The duo behind CROSSLUCID discuss the collective’s latest project Landscapes – a series of 5000 portraits created in collaboration with generative adversarial networks (GANs) to imagine the shapeshifting life forms of tomorrow
Lopsided skulls. Mercurial skin. Bionic body parts. The ageless entities in Landscapes look, at once, primordial and fantastical, familiar and foreign, of nature and artifice. The ongoing portrait series is the latest project of the Berlin-based interdisciplinary artist collective CROSSLUCID, created in collaboration with Generative Adversarial Networks (GANs) and two “data alchemists”, Martino Sarolli and Emanuela Quaranta.
“The outcomes of GANs typically seem uniform because the input used to train Artificial Intelligence (AI) models are mostly portraits of people who are white, gender-conforming and have conventional Western-looking features,” says Sylwana Zybura. Zybura is a founding member of CROSSLUCID, along with Tomas C. Toth. “It was exciting for us that such an incredibly large spectrum of characters emerged from the neural networks for our new project.”
The series began in November 2020 after Slanted magazine commissioned CROSSLUCID to create 5000 unique covers for an issue delving into the impact of AI on design and our daily lives. The project further speculates on the many underlying structures that inform our identity and how they might emerge in the life forms that will populate our future world.
Landscapes builds off of the collective’s last photobook, Landscapes Between Eternities, published by Distanz Verlag in 2018, which visualises otherworldly figures and forms flourishing in a future that exists beyond binaries. The book investigates the many ways we construct identities and perceive bodily expressions through portraits of humans melding with props and shots of elusive objects.
CROSSLUCID met Sarolli and Quaranta in 2019 while working on a project with the Istituto Italiano di Tecnologia in Genoa, Italy. “We had many fruitful conversations with them about the potentialities of AI, specifically GANs, and shared similar goals in terms of exploring this field,” recalls Toth. For the new portrait series, CROSSLUCID employed datasets originating from Landscapes Between Eternities. They processed these through artificial neural networks, which are the computing systems fundamental to deep learning algorithms, which, as the name suggests, are inspired by models of the human brain. GANs, specifically, are a type of AI model that uses two neural networks, which compete with each other, to generate output.
“Normally, you need a big dataset, like a minimum of 10,000 images, to feed GANs so they can look for patterns and learn from them,” explains Zybura. “Of course, we didn’t have that. We initially had an extremely small dataset of 100 published images from the photobook.
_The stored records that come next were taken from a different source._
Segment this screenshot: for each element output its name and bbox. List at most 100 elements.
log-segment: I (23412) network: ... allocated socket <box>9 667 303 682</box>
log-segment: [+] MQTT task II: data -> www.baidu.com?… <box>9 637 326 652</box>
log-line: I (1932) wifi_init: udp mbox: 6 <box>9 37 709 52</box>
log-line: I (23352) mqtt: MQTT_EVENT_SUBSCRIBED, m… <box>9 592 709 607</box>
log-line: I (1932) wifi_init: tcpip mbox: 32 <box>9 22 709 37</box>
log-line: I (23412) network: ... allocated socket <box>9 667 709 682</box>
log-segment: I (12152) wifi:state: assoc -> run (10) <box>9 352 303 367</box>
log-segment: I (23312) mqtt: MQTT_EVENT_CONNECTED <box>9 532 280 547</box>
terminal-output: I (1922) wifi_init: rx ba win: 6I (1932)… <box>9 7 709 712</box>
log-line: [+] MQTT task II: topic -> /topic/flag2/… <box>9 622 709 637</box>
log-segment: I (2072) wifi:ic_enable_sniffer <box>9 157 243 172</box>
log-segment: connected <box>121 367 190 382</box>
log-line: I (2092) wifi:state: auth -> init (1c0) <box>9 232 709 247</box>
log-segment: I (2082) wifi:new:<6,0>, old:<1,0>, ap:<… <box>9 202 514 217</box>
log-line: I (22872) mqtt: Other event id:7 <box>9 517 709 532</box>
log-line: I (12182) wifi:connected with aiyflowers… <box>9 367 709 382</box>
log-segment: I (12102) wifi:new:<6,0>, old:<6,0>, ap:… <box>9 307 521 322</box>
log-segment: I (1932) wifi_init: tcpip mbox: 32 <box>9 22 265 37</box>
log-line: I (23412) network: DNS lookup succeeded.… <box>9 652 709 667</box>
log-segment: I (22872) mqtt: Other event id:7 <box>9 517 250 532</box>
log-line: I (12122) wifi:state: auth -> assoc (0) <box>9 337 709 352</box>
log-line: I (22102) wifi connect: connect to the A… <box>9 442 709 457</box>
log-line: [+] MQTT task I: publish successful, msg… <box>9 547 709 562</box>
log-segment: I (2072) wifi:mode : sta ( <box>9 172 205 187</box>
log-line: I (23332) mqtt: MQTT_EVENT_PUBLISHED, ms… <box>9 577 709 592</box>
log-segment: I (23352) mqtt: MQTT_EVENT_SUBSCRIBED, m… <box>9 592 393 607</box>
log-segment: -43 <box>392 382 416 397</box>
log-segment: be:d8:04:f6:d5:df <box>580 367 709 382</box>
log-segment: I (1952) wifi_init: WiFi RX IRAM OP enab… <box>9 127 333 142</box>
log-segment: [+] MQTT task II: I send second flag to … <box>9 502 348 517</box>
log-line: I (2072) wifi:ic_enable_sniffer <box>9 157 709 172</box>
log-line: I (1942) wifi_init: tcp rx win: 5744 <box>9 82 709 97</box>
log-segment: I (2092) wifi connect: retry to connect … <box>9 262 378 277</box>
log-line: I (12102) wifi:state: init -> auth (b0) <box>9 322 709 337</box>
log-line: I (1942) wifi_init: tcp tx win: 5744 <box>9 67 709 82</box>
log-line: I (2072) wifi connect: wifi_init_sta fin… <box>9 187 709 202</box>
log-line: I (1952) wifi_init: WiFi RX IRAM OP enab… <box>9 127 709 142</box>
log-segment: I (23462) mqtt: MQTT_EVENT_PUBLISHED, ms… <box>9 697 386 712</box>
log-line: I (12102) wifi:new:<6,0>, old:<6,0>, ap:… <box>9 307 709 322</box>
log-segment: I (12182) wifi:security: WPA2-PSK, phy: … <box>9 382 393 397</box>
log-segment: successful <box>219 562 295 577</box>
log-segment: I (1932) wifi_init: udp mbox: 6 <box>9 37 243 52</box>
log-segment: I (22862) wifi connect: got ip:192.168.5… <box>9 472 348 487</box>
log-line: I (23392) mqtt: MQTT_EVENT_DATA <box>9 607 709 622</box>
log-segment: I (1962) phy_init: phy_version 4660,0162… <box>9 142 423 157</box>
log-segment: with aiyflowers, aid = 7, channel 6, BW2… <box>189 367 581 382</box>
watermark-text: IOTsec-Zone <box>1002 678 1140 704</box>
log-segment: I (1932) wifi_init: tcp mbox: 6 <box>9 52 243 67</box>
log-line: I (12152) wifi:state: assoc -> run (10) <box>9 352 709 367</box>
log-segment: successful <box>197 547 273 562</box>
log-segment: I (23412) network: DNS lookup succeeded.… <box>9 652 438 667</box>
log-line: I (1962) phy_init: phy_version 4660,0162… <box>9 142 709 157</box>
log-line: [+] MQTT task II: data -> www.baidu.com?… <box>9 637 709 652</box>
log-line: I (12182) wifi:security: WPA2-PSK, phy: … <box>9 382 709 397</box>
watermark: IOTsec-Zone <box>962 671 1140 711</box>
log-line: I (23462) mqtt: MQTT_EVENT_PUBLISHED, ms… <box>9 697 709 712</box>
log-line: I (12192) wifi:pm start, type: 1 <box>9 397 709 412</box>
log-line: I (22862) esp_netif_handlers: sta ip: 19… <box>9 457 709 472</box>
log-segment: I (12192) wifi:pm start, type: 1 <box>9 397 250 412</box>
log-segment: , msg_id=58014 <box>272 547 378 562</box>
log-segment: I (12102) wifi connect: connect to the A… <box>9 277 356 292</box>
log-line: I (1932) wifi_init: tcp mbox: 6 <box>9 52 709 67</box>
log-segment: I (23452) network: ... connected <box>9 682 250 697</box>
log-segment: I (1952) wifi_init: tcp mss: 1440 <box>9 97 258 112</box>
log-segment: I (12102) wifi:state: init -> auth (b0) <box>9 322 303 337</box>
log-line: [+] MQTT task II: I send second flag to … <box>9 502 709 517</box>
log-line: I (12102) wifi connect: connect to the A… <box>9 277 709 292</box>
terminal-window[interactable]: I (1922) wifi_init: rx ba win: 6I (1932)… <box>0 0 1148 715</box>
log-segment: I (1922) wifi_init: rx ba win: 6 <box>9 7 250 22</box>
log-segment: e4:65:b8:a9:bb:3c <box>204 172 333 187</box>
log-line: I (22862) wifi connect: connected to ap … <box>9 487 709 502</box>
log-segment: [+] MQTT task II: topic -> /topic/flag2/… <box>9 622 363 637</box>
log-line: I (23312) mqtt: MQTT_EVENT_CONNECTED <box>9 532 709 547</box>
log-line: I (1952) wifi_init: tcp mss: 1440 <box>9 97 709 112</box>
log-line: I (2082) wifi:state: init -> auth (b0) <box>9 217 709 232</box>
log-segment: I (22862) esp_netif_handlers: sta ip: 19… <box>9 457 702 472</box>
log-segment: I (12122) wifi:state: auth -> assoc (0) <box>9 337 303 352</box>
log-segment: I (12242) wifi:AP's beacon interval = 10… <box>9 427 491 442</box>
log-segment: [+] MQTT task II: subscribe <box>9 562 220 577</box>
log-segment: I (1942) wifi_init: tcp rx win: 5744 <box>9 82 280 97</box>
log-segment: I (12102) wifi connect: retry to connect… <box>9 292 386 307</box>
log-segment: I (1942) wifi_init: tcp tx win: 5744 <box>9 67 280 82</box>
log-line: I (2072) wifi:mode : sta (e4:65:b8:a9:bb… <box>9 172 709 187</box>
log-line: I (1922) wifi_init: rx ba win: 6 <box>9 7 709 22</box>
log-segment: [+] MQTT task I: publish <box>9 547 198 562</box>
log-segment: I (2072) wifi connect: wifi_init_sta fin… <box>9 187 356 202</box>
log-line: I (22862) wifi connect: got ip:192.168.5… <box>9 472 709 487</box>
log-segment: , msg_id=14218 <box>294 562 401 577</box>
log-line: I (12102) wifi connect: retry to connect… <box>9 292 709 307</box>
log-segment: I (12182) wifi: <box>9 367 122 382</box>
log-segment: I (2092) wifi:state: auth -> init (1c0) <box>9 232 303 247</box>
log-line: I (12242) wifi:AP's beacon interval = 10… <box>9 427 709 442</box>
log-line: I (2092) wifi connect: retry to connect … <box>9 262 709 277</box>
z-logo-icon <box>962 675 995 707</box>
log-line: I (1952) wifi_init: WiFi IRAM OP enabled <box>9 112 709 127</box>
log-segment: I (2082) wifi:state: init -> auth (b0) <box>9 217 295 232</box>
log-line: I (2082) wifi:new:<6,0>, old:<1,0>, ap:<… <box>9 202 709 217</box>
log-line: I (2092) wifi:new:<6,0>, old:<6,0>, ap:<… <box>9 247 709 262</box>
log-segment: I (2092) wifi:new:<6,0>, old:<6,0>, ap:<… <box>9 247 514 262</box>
So we thought, ‘What would happen if we used test shots from our movement and texture studies as input?’ That’s when we decided to add around 200 images to the dataset that didn’t make it into the book or were error shots. From an artistic perspective, it was interesting to reveal so much of our creative process and include these behind-the-scenes images, but, for the GANs to be trained properly, it was also necessary.”
During the training period, which lasted about five months, the two data scientists sent CROSSLUCID a batch of new outcomes every couple of weeks. The artists observed that the initial rounds of portraits were abstract, barely resembling human forms. Although Zybura and Toth had to adhere to guidelines from the magazine publishers regarding the cover images’ compositions, they decided early on that it was important to let the training process unfold organically instead of trying to control the visual outcomes by driving it in a specific direction.
“Ultimately, we didn’t want the final selection of images to reflect our aesthetic preferences,” says Zybura. “We were more interested in showing the mystery and unknowability inherent to the process of collaborating with GANs.”
Uncanny, diverse and appearing as if in perpetual motion, the 5000 images that currently compose Landscapes reminds us that AI is far from neutral. Indeed, many functioning neural networks don’t reflect the newest research or acknowledge that learning also happens beyond the brain. “The outcome of these AI models is completely related to their input,” says Toth, “To some extent, they can teach us about ourselves, our biases and the existing structures that govern our lives. We keep coming back to the outcomes – almost daily – interacting with them, reflecting on them and learning from their various shades and textures.”
CROSSLUCID veers away from much of the discourse that conceptualises AI as a threat to humanity. Instead, the collective sees these emerging technologies as a part of the human ecosystem that can help us envision new possibilities of living and being in an ever-evolving landscape.